TWC is a purist with respect to cork and glass (there is a certain percentage of schtick that accompanies that statement which I am loath to admit to). Still, like a cigar smoker and his accouterments, there is a certain pleasure to the rituals of opening the wine and pouring.
I have a hunch that the jug wine market will be completely converted to boxes in a few short years. I don't think those guys care and they've been drinking screw top wine for years anyway. Heck, I think Boone's Farm and Ripple have been screw top for at least forty years.
I saw some Bud served a few weeks ago in a shiny bottle that looked to me like it was aluminum. I asked and the chick told me it was the same plastic that you wrote about today. Although I am resistant to making wine bottles out of it, the beer bottle was very cool. It looked like it came from Back to The Future circa 2025.
Setting aside my own prejudices for a moment, I think it is only a matter of time before the wine consumer will come to accept other closures and other containers. After all, when was the last time anyone bought a bottle of rum with a cork in it?
The flip side of that is that until resistance fades, wineries risk losing sales if they try to force changes on unwilling customers.
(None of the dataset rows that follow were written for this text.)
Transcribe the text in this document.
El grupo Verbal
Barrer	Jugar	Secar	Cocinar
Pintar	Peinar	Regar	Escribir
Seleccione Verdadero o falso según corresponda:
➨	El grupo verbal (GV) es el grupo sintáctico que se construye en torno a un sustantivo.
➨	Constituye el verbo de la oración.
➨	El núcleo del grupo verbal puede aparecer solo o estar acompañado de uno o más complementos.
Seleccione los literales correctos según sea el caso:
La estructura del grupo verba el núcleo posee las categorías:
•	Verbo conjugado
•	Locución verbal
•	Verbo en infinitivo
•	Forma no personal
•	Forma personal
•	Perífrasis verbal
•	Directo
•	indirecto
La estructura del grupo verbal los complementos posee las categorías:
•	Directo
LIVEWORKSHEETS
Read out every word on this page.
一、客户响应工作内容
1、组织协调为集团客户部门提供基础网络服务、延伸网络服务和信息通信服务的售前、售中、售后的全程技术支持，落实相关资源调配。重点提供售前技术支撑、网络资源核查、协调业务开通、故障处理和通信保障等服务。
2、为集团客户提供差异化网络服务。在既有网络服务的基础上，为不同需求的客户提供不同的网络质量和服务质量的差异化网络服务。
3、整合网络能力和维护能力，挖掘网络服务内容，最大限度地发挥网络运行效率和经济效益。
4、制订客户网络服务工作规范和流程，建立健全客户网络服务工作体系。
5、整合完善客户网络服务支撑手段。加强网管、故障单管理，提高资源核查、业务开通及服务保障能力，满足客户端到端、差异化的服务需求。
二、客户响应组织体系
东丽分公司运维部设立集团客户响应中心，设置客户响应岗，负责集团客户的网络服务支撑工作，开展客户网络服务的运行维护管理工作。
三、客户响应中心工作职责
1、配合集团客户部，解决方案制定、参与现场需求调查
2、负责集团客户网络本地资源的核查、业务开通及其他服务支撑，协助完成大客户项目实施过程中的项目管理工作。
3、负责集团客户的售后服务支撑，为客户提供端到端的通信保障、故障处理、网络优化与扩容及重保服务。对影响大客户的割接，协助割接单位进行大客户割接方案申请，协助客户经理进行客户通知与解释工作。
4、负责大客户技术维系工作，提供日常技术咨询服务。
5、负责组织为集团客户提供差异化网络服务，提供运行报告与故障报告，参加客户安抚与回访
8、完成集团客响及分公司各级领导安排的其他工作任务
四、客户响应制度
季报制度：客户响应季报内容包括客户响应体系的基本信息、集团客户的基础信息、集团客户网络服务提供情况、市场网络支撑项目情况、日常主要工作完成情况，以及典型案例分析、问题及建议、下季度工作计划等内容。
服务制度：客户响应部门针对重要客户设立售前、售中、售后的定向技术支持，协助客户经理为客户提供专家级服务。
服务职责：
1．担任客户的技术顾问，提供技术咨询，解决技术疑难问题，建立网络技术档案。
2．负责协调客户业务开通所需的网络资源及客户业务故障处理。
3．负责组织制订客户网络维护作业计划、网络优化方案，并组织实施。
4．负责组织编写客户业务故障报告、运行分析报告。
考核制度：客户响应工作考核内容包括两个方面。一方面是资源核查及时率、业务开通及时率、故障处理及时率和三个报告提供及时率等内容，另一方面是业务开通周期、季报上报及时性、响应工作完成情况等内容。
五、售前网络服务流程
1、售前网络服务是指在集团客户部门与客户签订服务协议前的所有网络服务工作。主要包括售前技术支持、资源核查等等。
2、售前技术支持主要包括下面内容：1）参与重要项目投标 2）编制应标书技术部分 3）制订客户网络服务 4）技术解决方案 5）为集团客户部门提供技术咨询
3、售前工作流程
One of my peeves in life is the sheer number of products that come in plastic bags making it impossible to stack them in the cupboard.
Fredric & TWC,
Excellent points, gentlemen. Though in reference to this:
After all, when was the last time anyone bought a bottle of rum with a cork in it?
Really good rum still has a cork stopper. :)
Cheers,
Benito
Really good rum still has a cork stopper.
Well, there ya go. Course rum isn't going to go bad, neither.
I was going to say scotch instead of rum but I figured that there's probably some killer scotch that comes with a cork. Can't win. :-)
I'm not sure I've seen really good rum with a cork stopper. Except in Pirates of the Caribbean.
My 'from scratch' Pina Coladas use good dark rum but not *that* good.
I swear these captchas crack me up. MYCHAW.